20000 Inspections of a Domain-Independent Open Learner Model with Individual and Comparison Views

Susan Bull; Andrew Mabbott

This paper introduces a domain-independent open learner model with multiple simple views on individual learner model data. Learners can also compare their knowledge level to their peer group, and to instructor expectations for different stages of their course. The aim is to help learners identify their knowledge, difficulties and misconceptions; prompt reflection on their knowledge and learning; and facilitate planning. We present a study of OLMlets in 4 university courses, with 114 users making over 20000 learner model inspections.

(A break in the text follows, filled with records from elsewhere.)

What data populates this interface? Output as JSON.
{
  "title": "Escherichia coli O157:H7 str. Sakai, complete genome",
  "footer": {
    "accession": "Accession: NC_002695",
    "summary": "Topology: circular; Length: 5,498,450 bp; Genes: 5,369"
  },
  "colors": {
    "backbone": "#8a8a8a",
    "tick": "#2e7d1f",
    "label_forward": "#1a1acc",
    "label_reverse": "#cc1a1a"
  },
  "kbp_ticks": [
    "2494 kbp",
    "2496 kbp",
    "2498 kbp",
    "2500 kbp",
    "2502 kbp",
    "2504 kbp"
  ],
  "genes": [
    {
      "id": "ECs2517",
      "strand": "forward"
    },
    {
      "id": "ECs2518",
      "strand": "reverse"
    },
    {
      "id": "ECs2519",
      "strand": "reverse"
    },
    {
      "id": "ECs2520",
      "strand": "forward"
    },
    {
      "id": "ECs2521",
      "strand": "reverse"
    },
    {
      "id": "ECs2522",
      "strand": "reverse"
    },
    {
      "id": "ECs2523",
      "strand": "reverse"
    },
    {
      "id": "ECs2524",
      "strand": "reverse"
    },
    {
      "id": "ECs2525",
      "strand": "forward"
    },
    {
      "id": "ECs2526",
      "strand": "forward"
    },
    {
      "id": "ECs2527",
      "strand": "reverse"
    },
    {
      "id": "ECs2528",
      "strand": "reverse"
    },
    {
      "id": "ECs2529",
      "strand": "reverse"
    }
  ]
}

- Learner Models | Pp. 422-432

Automatic Calculation of Students’ Conceptions in Elementary Algebra from Aplusix Log Files

Jean-François Nicaud; Hamid Chaachoua; Marilena Bittar

We present a student’s modeling process in algebra. This work is situated in the framework of the deployment of the Aplusix system, a learning environment for algebra. The process has two phases. The first phase is a local diagnosis where a student’s transformation of an expression A into an expression B is diagnosed with a sequence of rewriting rules. A library of correct and incorrect rules has been built for that purpose. The second phase uses conceptions for modeling students more globally. Conceptions are attributed to students according to a mechanism using the local diagnoses as input. This modeling process has been applied to data (log files) gathered in France and Brazil with 13-16 years old students who used the Aplusix learning environment. The results are described and discussed.

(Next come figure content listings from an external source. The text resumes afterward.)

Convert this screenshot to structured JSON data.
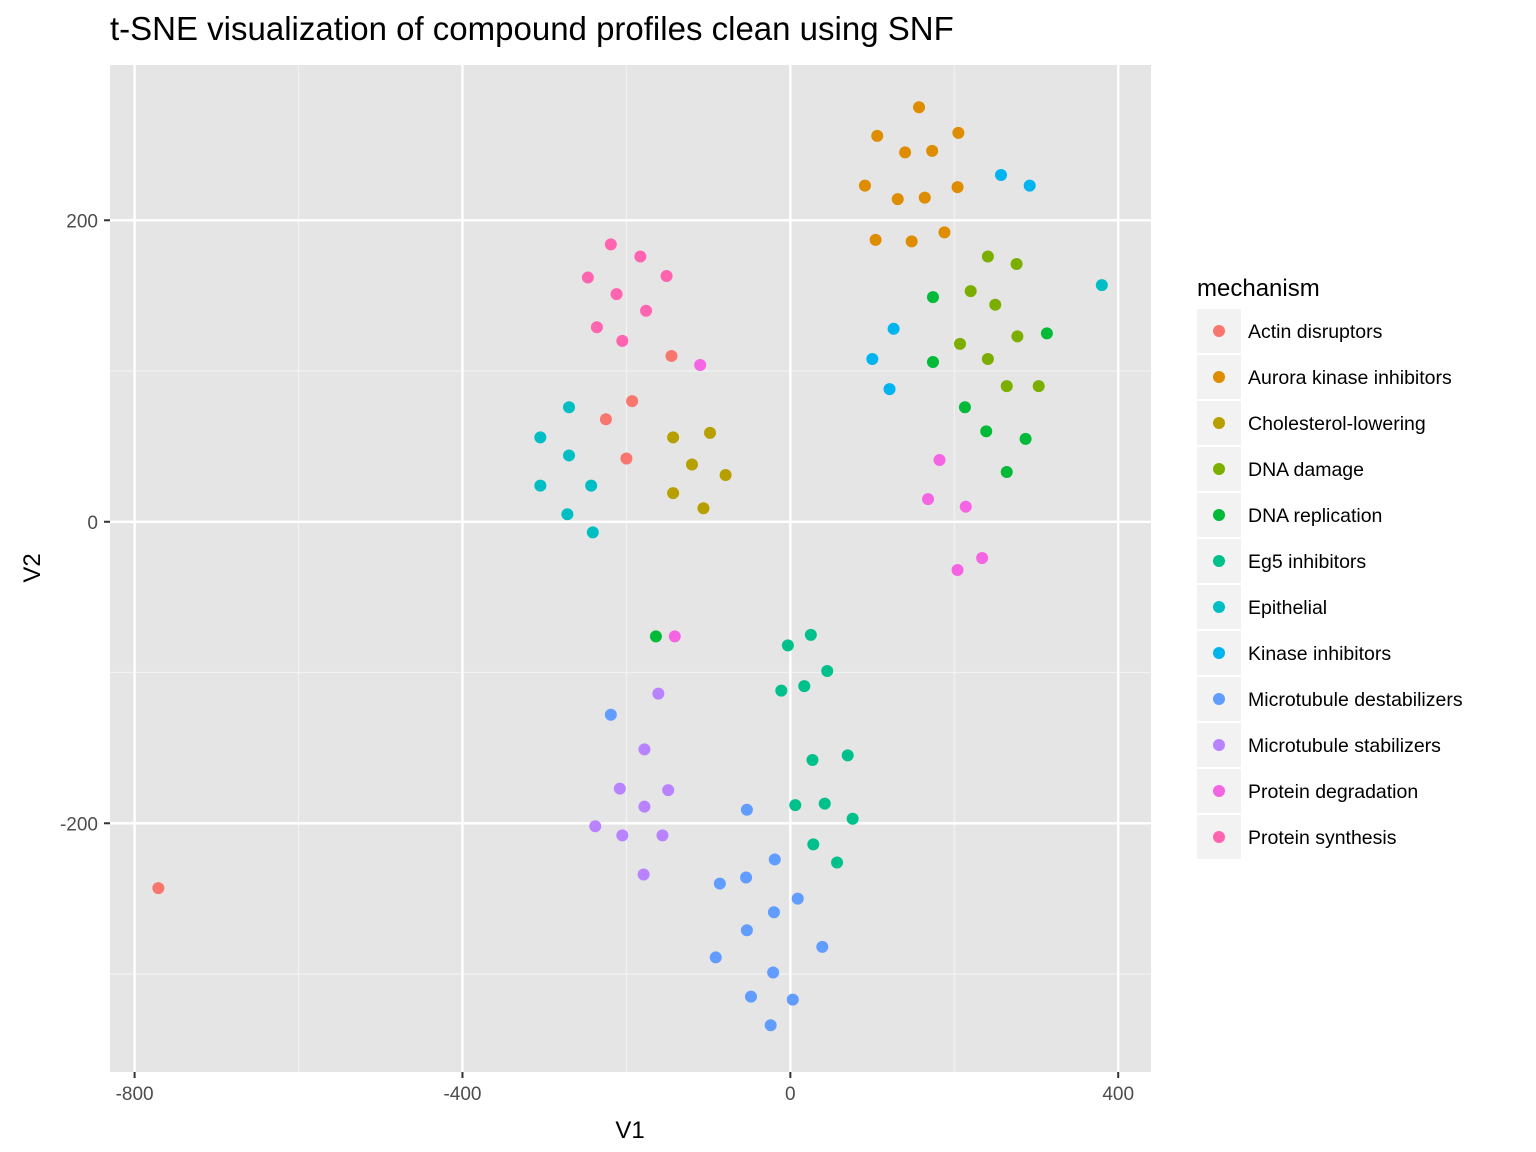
{
  "chart_data": {
    "type": "scatter",
    "title": "t-SNE visualization of compound profiles clean using SNF",
    "xlabel": "V1",
    "ylabel": "V2",
    "xlim": [
      -830,
      440
    ],
    "ylim": [
      -365,
      303
    ],
    "x_ticks": [
      -800,
      -400,
      0,
      400
    ],
    "y_ticks": [
      -200,
      0,
      200
    ],
    "x_minor_ticks": [
      -600,
      -200,
      200
    ],
    "y_minor_ticks": [
      -300,
      -100,
      100
    ],
    "grid": true,
    "legend_title": "mechanism",
    "legend_position": "right",
    "series": [
      {
        "name": "Actin disruptors",
        "color": "#F8766D",
        "points": [
          [
            -771,
            -243
          ],
          [
            -193,
            80
          ],
          [
            -225,
            68
          ],
          [
            -200,
            42
          ],
          [
            -145,
            110
          ]
        ]
      },
      {
        "name": "Aurora kinase inhibitors",
        "color": "#DE8C00",
        "points": [
          [
            157,
            275
          ],
          [
            106,
            256
          ],
          [
            205,
            258
          ],
          [
            140,
            245
          ],
          [
            173,
            246
          ],
          [
            91,
            223
          ],
          [
            204,
            222
          ],
          [
            131,
            214
          ],
          [
            164,
            215
          ],
          [
            104,
            187
          ],
          [
            148,
            186
          ],
          [
            188,
            192
          ]
        ]
      },
      {
        "name": "Cholesterol-lowering",
        "color": "#B79F00",
        "points": [
          [
            -143,
            56
          ],
          [
            -98,
            59
          ],
          [
            -120,
            38
          ],
          [
            -79,
            31
          ],
          [
            -143,
            19
          ],
          [
            -106,
            9
          ]
        ]
      },
      {
        "name": "DNA damage",
        "color": "#7CAE00",
        "points": [
          [
            241,
            176
          ],
          [
            276,
            171
          ],
          [
            220,
            153
          ],
          [
            250,
            144
          ],
          [
            207,
            118
          ],
          [
            277,
            123
          ],
          [
            241,
            108
          ],
          [
            264,
            90
          ],
          [
            303,
            90
          ]
        ]
      },
      {
        "name": "DNA replication",
        "color": "#00BA38",
        "points": [
          [
            174,
            149
          ],
          [
            313,
            125
          ],
          [
            174,
            106
          ],
          [
            213,
            76
          ],
          [
            239,
            60
          ],
          [
            287,
            55
          ],
          [
            264,
            33
          ],
          [
            -164,
            -76
          ]
        ]
      },
      {
        "name": "Eg5 inhibitors",
        "color": "#00C08B",
        "points": [
          [
            25,
            -75
          ],
          [
            -3,
            -82
          ],
          [
            45,
            -99
          ],
          [
            17,
            -109
          ],
          [
            -11,
            -112
          ],
          [
            70,
            -155
          ],
          [
            27,
            -158
          ],
          [
            6,
            -188
          ],
          [
            42,
            -187
          ],
          [
            76,
            -197
          ],
          [
            28,
            -214
          ],
          [
            57,
            -226
          ]
        ]
      },
      {
        "name": "Epithelial",
        "color": "#00BFC4",
        "points": [
          [
            380,
            157
          ],
          [
            -270,
            76
          ],
          [
            -305,
            56
          ],
          [
            -270,
            44
          ],
          [
            -305,
            24
          ],
          [
            -243,
            24
          ],
          [
            -272,
            5
          ],
          [
            -241,
            -7
          ]
        ]
      },
      {
        "name": "Kinase inhibitors",
        "color": "#00B4F0",
        "points": [
          [
            257,
            230
          ],
          [
            292,
            223
          ],
          [
            126,
            128
          ],
          [
            100,
            108
          ],
          [
            121,
            88
          ]
        ]
      },
      {
        "name": "Microtubule destabilizers",
        "color": "#619CFF",
        "points": [
          [
            -219,
            -128
          ],
          [
            -53,
            -191
          ],
          [
            -19,
            -224
          ],
          [
            -86,
            -240
          ],
          [
            -54,
            -236
          ],
          [
            9,
            -250
          ],
          [
            -20,
            -259
          ],
          [
            -53,
            -271
          ],
          [
            39,
            -282
          ],
          [
            -91,
            -289
          ],
          [
            -21,
            -299
          ],
          [
            -48,
            -315
          ],
          [
            3,
            -317
          ],
          [
            -24,
            -334
          ]
        ]
      },
      {
        "name": "Microtubule stabilizers",
        "color": "#B983FF",
        "points": [
          [
            -161,
            -114
          ],
          [
            -178,
            -151
          ],
          [
            -208,
            -177
          ],
          [
            -149,
            -178
          ],
          [
            -178,
            -189
          ],
          [
            -238,
            -202
          ],
          [
            -205,
            -208
          ],
          [
            -156,
            -208
          ],
          [
            -179,
            -234
          ]
        ]
      },
      {
        "name": "Protein degradation",
        "color": "#F564E3",
        "points": [
          [
            -110,
            104
          ],
          [
            -141,
            -76
          ],
          [
            182,
            41
          ],
          [
            168,
            15
          ],
          [
            214,
            10
          ],
          [
            234,
            -24
          ],
          [
            204,
            -32
          ]
        ]
      },
      {
        "name": "Protein synthesis",
        "color": "#FF64B0",
        "points": [
          [
            -219,
            184
          ],
          [
            -183,
            176
          ],
          [
            -151,
            163
          ],
          [
            -247,
            162
          ],
          [
            -212,
            151
          ],
          [
            -176,
            140
          ],
          [
            -236,
            129
          ],
          [
            -205,
            120
          ]
        ]
      }
    ]
  }
}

- Learner Models | Pp. 433-442

The Potential for Chatbots in Negotiated Learner Modelling: A Wizard-of-Oz Study

Alice Kerly; Susan Bull

This paper explores the feasibility of using conversational agents, or chatbots, in negotiated learner modelling. This approach aims to combine the motivational, intuitive and domain-independent benefits of natural language dialogue using a chatbot, with the opportunities for learner reflection and increased model accuracy that can be achieved through negotiation of the learner model contents. A Wizard-of-Oz paradigm allowed investigation into the interactions between learners and their learner model in order to highlight key issues for the design of a chatbot for this purpose. Users appreciated interacting with a chatbot, and found it useable and an aid to negotiation. The study suggested many avenues for future investigation of the role of conversational agents in facilitating user-system dialogue about learner understanding.

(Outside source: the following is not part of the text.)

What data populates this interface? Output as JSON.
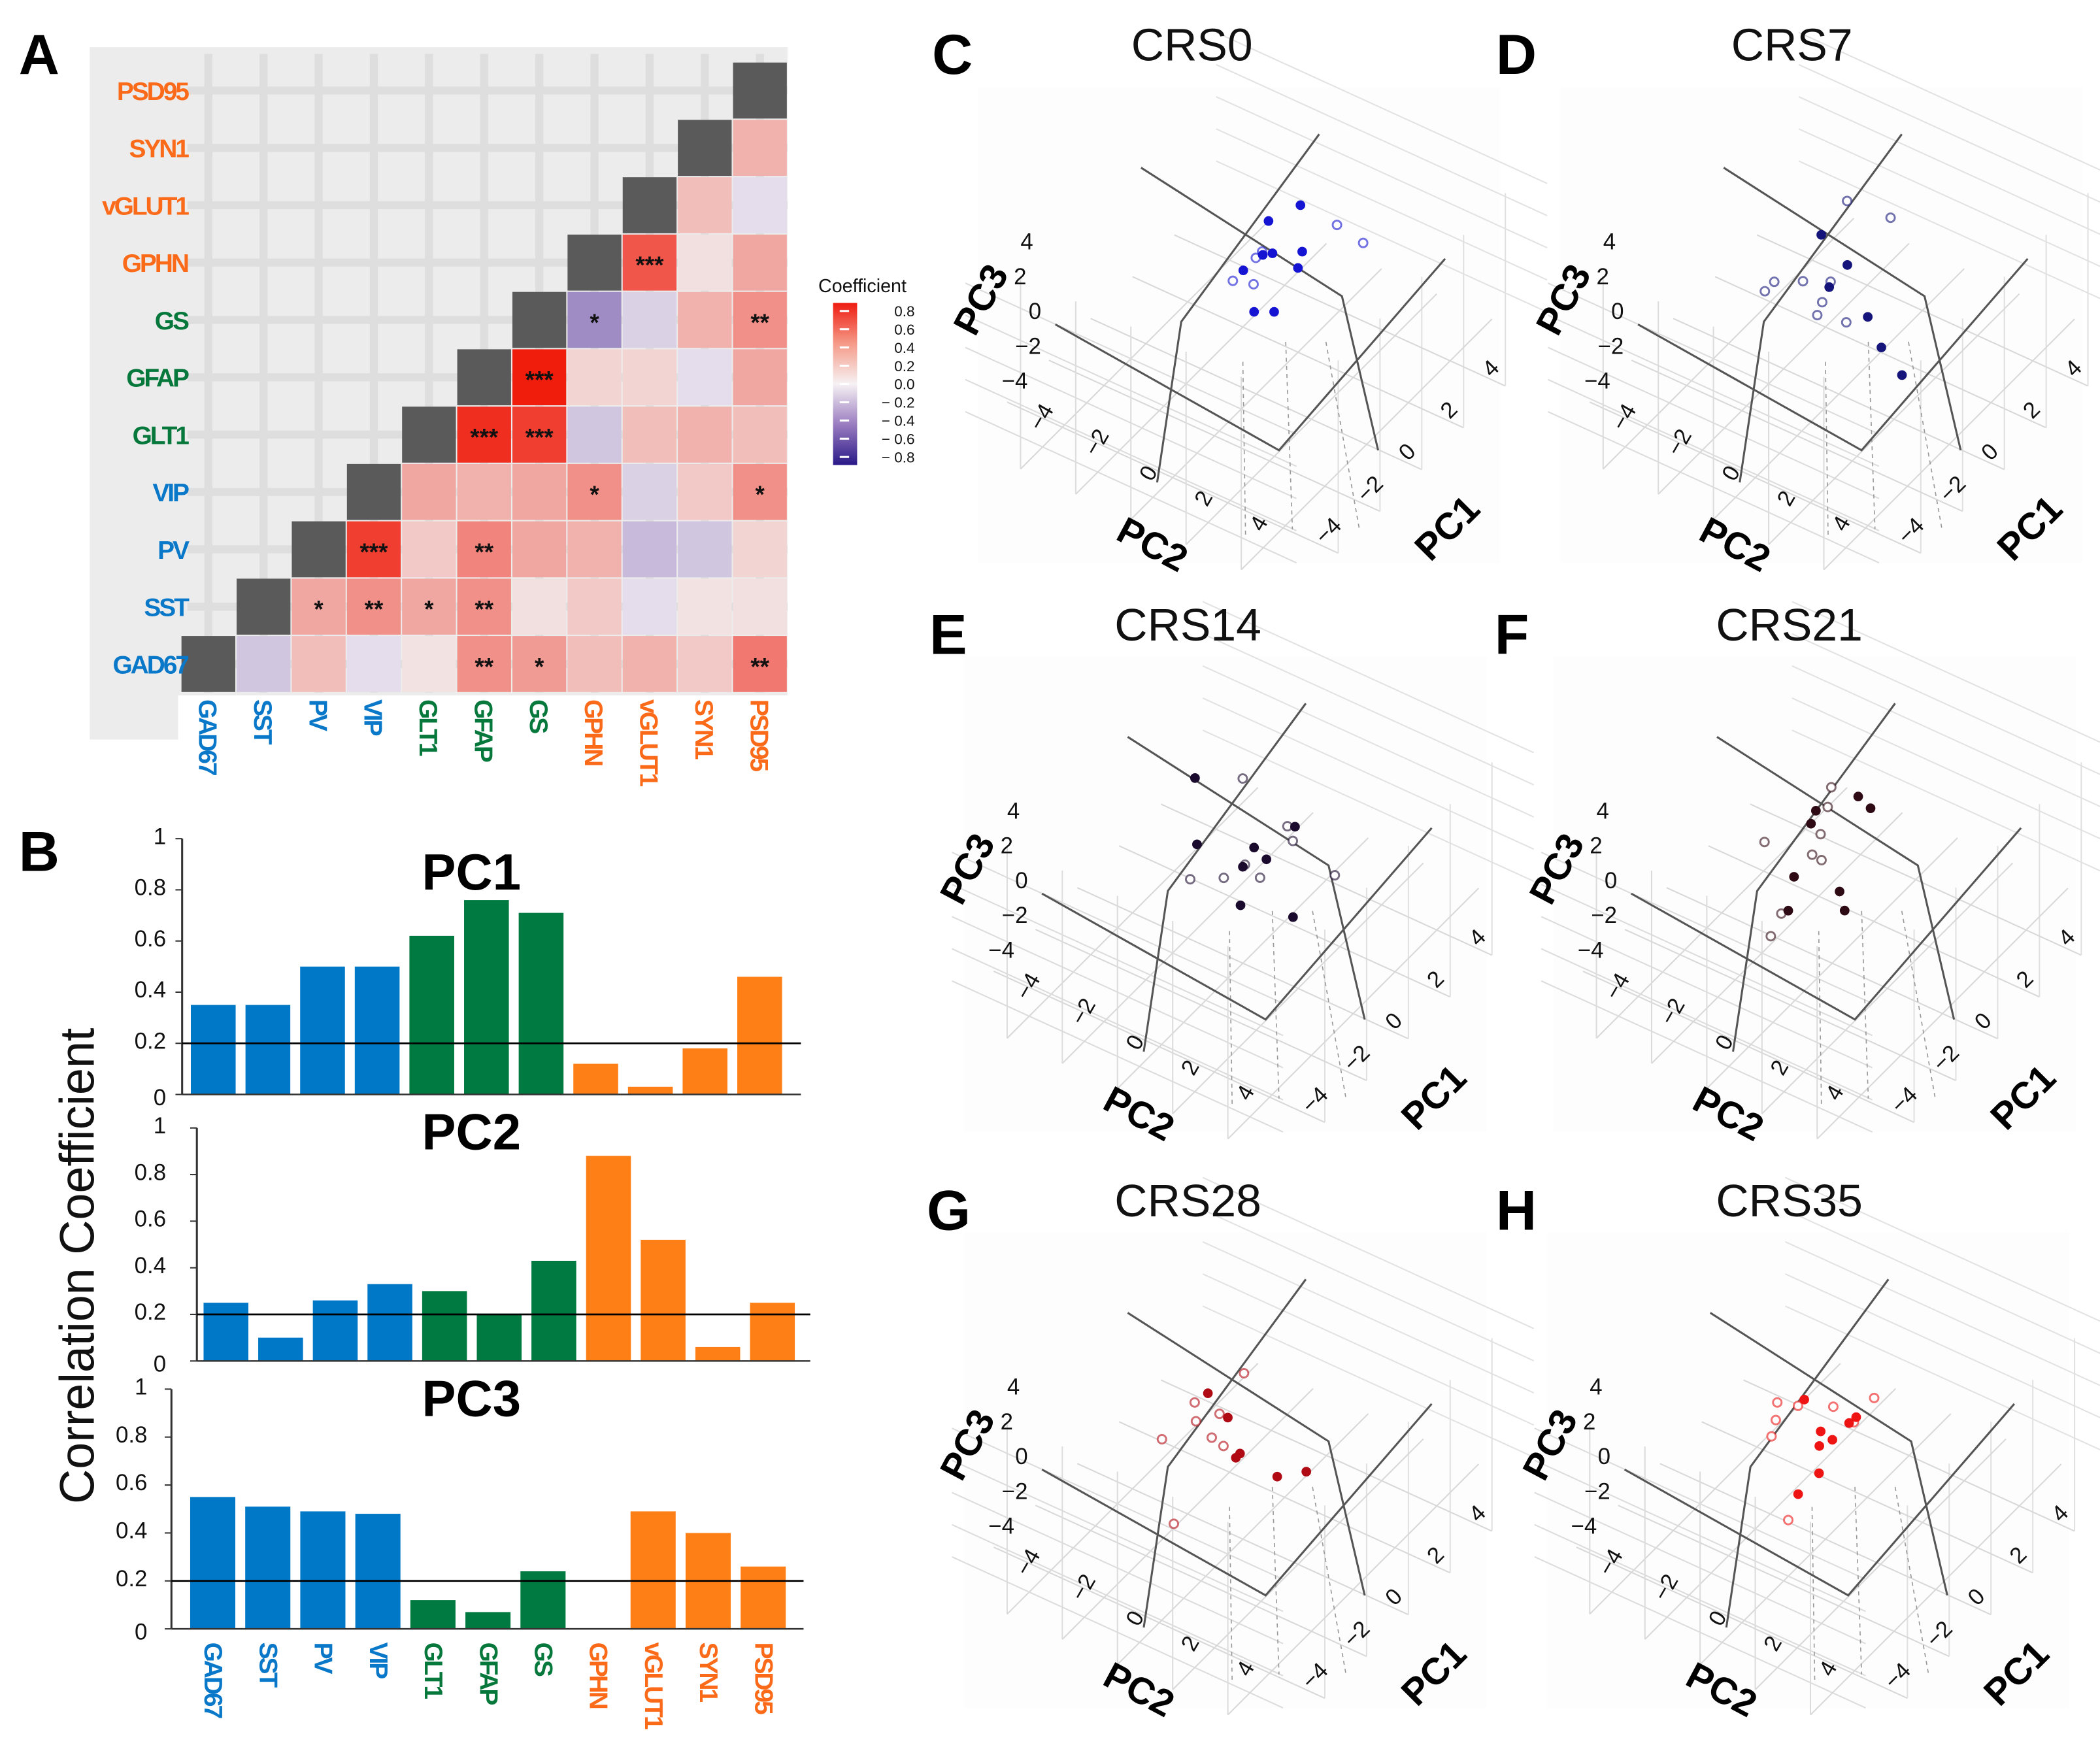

- Learner Models | Pp. 443-452

Improving Intelligent Tutoring Systems: Using Expectation Maximization to Learn Student Skill Levels

Kimberly Ferguson; Ivon Arroyo; Sridhar Mahadevan; Beverly Woolf; Andy Barto

This paper describes research to analyze students’ initial skill level and to predict their hidden characteristics while working with an intelligent tutor. Based only on pre-test problems, a learned network was able to evaluate a students mastery of twelve geometry skills. This model will be used online by an Intelligent Tutoring System to dynamically determine a policy for individualizing selection of problems/hints, based on a students learning needs. Using Expectation Maximization, we learned the hidden parameters of several Bayesian networks that linked observed student actions with inferences about unobserved features. Bayesian Information Criterion was used to evaluate different skill models. The contribution of this work includes learning the parameters of the best network, whereas in previous work, the structure of a student model was fixed.